Something that I’ve noticed since working as an agency midwife is that most pregnant women aren’t informed about the benefits of antenatal expressing!

The commencement of antenatal expressing at 37 weeks was a routine part of the care I provided to all of my birth centre clients when I worked as a caseload midwife. 

Right around the 36 week mark I would provide my clients with an expressing kit with a small measuring cup, syringes, caps and labels. We’d talk about when to express, how to store their colostrum and I’d show them just how to do it!

Most of my clients were thrilled to tell me all about their progress, how much they’d managed to collect and even that it helped get the partner involved in the pregnancy (because using a syringe can be a two person job sometimes).

But you might be wondering what is antenatal expressing and why would I recommend expressing colostrum during your pregnancy?

Antenatal expressing involves the hand expression and collection of colostrum during the late stages of pregnancy. This expressed colostrum is then stored in syringes and frozen until your baby is born.

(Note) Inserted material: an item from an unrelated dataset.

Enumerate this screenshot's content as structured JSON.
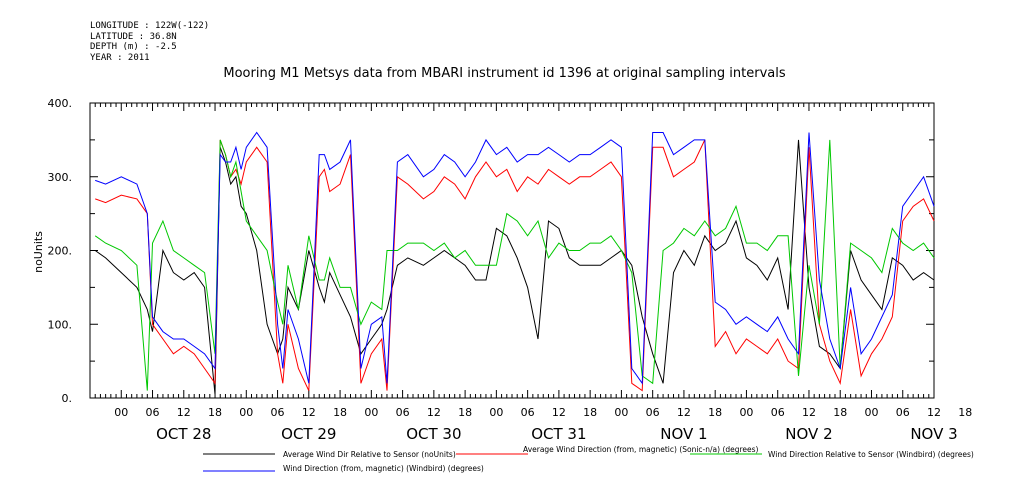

 Your body is so clever that it has been preparing for the arrival of your baby by making this antibody rich liquid since about the 16th week of your pregnancy? Cool hey!

Colostrum is vital – especially premature babies. It’s the first milk your breasts produce and plays a huge role in helping your baby to build a healthy and strong immune system.

It’s highly concentrated, full of protein, low in fat and super nutrient dense making it easy to digest for your baby’s little tummy. It also has a laxative effect – helping your baby to poo frequently which can help prevent neonatal jaundice!

Can you see why it’s called ‘liquid gold’?

Knowing how to hand express and collect your colostrum is a fantastic skill to have before your baby arrives. It helps you to understand your own unique breast anatomy, boosts your confidence in your natural abilities and allows you to take charge of your own care instead of needing to rely on your care providers.

Having a stash of colostrum already stored at birth can significantly reduce the likelihood of formula introduction in the early postpartum – if baby requires supplementation or can’t be with you to breastfeed.

Knowing how to hand express also comes in handy if your baby is sleepy after birth (which is common), requires blood sugar monitoring (maybe if you have gestational diabetes or if baby is of low birth weight), is having difficulty attaching to the breast (maybe due to prematurity or inverted nipples) or in the case of sore or damaged nipples. 

For all these reasons and more, colostrum is essential for the health and wellbeing of your baby, and is the first step on your journey of breastfeeding.